The development of the Ukrainian collection long preceded the actual establishment of the Ukrainian Studies Program. As early as the 1890s, books on Ukraine were acquired by the University Library in the course of its expansion into areas concerning Eastern Europe. Ukrainian materials, however, were collected largely without plan. Some important early acquisitions included the donation of Bayard L.Kilgour. Jr. in the 1950s, and the purchase of the library of the Ukrainian journalist Mykola Ceglinskyi in 1957. It was not until 1968 that a systematic program was initiated by the Committee on Ukrainian Studies to build Harvard University’s library collection on Ukraine. In 1969, the first full year of subsidy and guidance by the Committee, special exchange agreements were reached between Harvard College Library and the Ukrainian Academy of Sciences in Kyiv, the Lenin Library in Moscow, and the Leningrad Public Library. Since then, the Ukrainian collection has continued to grow through purchases and exchanges with other libraries in Central and Eastern Europe, Russia and Canada, and through donations from private collections. Some of the major gift collections received include the libraries of Yaroslav Pasternak (1970), Michael Bazanskyi (1974), Bohdan Krawciw (1978), Onufrij Murmeljuk (1978), Dr. Ivan Panchuk (1981) and Vasyl Brazhnyk (1981). In addition to these collections Harvard University Library has received hundreds of important gifts of Ucrainica from other generous donors.

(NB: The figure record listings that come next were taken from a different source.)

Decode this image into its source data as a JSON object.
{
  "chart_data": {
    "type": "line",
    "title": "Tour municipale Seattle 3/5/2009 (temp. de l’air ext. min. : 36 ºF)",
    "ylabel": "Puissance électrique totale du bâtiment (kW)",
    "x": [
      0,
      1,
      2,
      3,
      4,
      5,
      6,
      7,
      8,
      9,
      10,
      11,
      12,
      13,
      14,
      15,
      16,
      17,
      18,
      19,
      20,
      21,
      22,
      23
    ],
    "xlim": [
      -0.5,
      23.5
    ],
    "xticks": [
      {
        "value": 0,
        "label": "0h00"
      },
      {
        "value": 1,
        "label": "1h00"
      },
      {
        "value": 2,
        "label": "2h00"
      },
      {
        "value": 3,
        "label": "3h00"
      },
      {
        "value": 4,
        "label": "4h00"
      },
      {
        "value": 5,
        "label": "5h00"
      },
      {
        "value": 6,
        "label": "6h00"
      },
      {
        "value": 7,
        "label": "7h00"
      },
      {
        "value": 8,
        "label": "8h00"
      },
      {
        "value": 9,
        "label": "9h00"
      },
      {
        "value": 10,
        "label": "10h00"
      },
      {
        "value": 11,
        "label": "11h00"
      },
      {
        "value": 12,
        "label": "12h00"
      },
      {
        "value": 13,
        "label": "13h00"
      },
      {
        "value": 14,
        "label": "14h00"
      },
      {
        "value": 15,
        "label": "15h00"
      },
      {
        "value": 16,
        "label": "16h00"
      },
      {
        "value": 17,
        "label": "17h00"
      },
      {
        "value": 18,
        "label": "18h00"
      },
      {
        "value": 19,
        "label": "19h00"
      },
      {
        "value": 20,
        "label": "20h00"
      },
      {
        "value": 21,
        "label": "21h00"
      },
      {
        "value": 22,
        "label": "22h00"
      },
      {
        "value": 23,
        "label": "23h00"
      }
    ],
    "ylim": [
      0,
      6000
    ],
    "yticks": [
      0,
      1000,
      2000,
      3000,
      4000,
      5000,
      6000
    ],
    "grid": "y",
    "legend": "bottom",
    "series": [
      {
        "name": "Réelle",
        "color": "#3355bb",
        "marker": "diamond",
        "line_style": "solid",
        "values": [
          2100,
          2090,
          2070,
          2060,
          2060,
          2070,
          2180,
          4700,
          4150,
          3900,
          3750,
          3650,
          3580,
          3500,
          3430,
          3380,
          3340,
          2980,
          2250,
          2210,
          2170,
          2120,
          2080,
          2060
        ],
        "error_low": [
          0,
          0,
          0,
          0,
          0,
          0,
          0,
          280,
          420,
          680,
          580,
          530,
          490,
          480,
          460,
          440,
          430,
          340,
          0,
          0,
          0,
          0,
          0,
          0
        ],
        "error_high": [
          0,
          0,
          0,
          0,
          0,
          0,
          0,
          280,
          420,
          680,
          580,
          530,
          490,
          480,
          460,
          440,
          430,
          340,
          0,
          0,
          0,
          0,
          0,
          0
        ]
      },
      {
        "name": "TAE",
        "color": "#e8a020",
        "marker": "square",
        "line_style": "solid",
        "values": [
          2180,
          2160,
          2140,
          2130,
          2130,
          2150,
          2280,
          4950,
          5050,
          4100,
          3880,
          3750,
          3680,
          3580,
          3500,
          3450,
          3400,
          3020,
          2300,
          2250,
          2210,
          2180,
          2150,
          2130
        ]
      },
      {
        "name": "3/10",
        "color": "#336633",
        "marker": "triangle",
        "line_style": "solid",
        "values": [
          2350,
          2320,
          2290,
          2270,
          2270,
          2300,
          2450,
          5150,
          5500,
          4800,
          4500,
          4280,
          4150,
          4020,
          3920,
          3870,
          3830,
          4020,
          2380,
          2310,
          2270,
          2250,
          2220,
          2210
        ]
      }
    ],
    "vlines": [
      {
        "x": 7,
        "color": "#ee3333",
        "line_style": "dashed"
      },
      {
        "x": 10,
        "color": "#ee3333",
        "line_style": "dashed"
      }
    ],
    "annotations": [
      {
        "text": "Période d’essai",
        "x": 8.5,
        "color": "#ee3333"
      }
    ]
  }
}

Among the rare Ukrainian tides housed at Houghton Library are the Apostol and Primer, the first books printed in Ukraine (Lviv, 1574); the Ostrih Bible (1581); the edicts of Hetman Ivan Mazepa; the manuscript of Hryhoriy Skovoroda’s Dialogue; and first editions of classic works by Ivan Kotlyarevskyi, Taras Shevchenko, Panteleimon Kulish, and important 20th century authors.

Unit 5

The British Library

The British Library, established in 1973, is the national library for the United Kingdom under the control and management of the British Library Board. It consists of the Reference Division, the Bibliographic Services Division, the National Sound Archive and the Research and Development Department in London, and the Lending Division in Yorkshire.

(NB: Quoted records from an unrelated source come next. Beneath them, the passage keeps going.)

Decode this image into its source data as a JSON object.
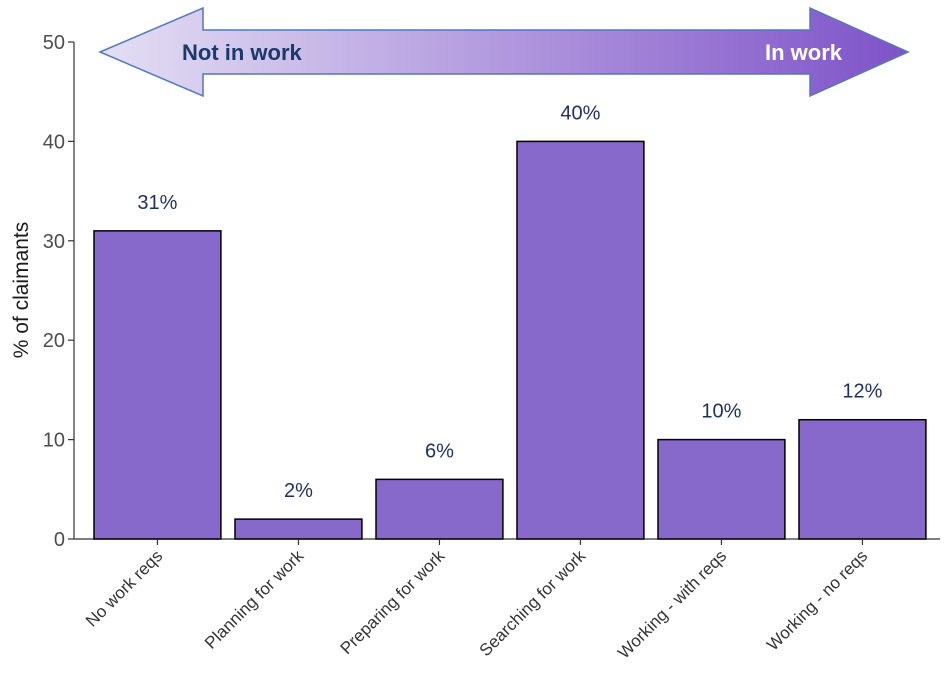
{
  "chart_data": {
    "type": "bar",
    "categories": [
      "No work reqs",
      "Planning for work",
      "Preparing for work",
      "Searching for work",
      "Working - with reqs",
      "Working - no reqs"
    ],
    "values": [
      31,
      2,
      6,
      40,
      10,
      12
    ],
    "data_labels": [
      "31%",
      "2%",
      "6%",
      "40%",
      "10%",
      "12%"
    ],
    "ylabel": "% of claimants",
    "xlabel": "",
    "ylim": [
      0,
      50
    ],
    "yticks": [
      0,
      10,
      20,
      30,
      40,
      50
    ],
    "grid": false,
    "bar_color": "#8769cc",
    "bar_edge_color": "#000000",
    "label_color": "#1f2f5f"
  },
  "banner": {
    "left_label": "Not in work",
    "right_label": "In work",
    "gradient_start": "#e4dff4",
    "gradient_end": "#7e52c8",
    "outline_color": "#5577bb"
  }
}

The Reference Division has its origins in the library departments of the British Museum and includes the Department of Printed Books, the Department of Manuscripts and the Preservation Service which are in the British Museum building; and, elsewhere in London, the Department of Oriental Manuscripts and Printed Books, the Science Reference Library and the India Office Library and Records.



The British Museum was founded by Act of Parliament in 1753 to bring together the collections of Sir Robert Cotton, which were already national property, and those formed by the two Harleys, first and second Earls of Oxford, and by Sir Hans Sloane; both collections were on offer to the nation for sale on favourable terms. Under the terms of the Act, which closely followed lines laid down in the will of Sir Hans Sloane, a government lottery was held to provide a build­ing to all these collections and future additions to them, and to pay for the Sloane and Harley collections.

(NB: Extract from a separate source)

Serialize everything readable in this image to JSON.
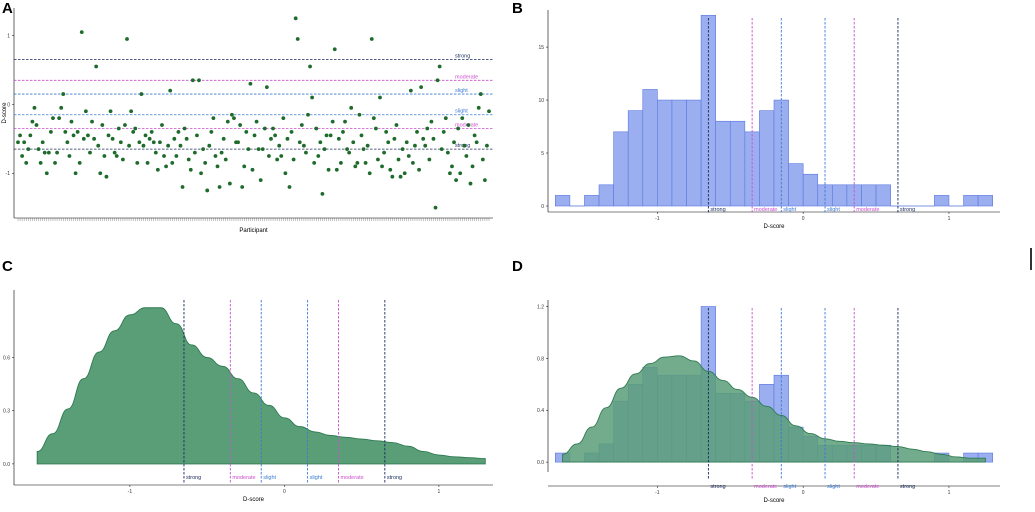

Montagu House, a seventeenth-century building, standing on the present site of the Museum, was bought, and in 1759 it was opened as the British Museum. It stood until 1845, but the present King’s Library, the first part îf a new building on the site, was finished in 1826, and the new south wing, with the entrance portico in its pres­ent form, was completed in 1847. The architect was Sir Robert Smirke and the sculptured tympanum was designed by Sir Richard Westmacott.

The Royal Library, containing the books of the kings of England from Edward IV onwards, was presented to the nation by George II in 1757 and added to the collections. The library of George III, pre­sented to the nation by his son in 1823, was transferred to the Museum and housed in the King’s Library, mentioned above, which had been designed to hold it.

In 1973 the library departments were separated from the Museum and joined with other institutions to form the British Library.